The Arlington Historical Society, founded in 1956, is a nonprofit educational organization incorporated under the laws of the Commonwealth of Virginia. The goal of the Arlington Historical Society is to conduct research and to preserve and disseminate knowledge relating to the history, archaeology, material culture, and geographical and socio-economic development of Arlington County, Virginia.
The society works toward this goal through its historic resources, including two historic properties and its artifact collection; original historical research and publications; the discovery, collection, preservation and exhibition of artifacts; and the presentation and dissemination of knowledge on the local history of Arlington County free to the public. (Mission statement approved by the AHS Board of Directors on January 12, 1998.)
Arlington Historical Society programs are designed to advance this goal:
- Two museums open free to the public
- The Arlington Historical Museum is the oldest school house in the county. It is open year round to the public with exhibits that span Native America through 9/11 . The museum also offers quarterly temporary exhibits focused on specific aspects of Arlington County history.
- The Ball-Sellers House Museum, the oldest building in the county, offers a docent-led tour Saturday afternoons from April through October as well as summer holidays. This colonial era farm house enables visitors to learn how an average farmer lived and worked and traces Arlington history through the residents who lived there since 1742.
- Monthly programs including dynamic lectures, tours, and special events highlighting aspects of local history.
- Annual banquet with a keynote speaker on a local history topic and awards for individuals and/or organizations who make exceptional contributions to Arlington history.

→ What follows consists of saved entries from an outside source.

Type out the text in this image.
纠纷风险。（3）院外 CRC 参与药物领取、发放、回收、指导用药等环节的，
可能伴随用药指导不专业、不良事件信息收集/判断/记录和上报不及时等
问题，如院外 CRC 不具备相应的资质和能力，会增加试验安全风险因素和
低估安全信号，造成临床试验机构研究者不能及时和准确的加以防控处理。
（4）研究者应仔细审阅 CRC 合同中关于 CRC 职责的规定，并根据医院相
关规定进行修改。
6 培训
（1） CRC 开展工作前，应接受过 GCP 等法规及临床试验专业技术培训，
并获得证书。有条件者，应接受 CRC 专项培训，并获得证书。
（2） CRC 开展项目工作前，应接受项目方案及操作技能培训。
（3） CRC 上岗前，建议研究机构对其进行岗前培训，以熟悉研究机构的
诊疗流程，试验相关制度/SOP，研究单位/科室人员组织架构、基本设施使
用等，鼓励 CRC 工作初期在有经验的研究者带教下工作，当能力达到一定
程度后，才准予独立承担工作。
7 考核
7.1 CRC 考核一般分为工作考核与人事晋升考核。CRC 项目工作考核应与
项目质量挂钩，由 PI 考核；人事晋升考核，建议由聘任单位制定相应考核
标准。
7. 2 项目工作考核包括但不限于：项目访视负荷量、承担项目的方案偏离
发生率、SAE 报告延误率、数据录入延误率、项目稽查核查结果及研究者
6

- Publication of the annual Arlington Historical Magazine featuring original research on local history.
- Hold the Annual High School Essay Contest for high school students on on a stated theme of Arlington County history. Winners are given countywide publicity and awarded a cash prize; their essay is published in the Arlington Historical Magazine.
- Collaboration with Arlington’s Black Heritage Museum related to the African American experience in the county.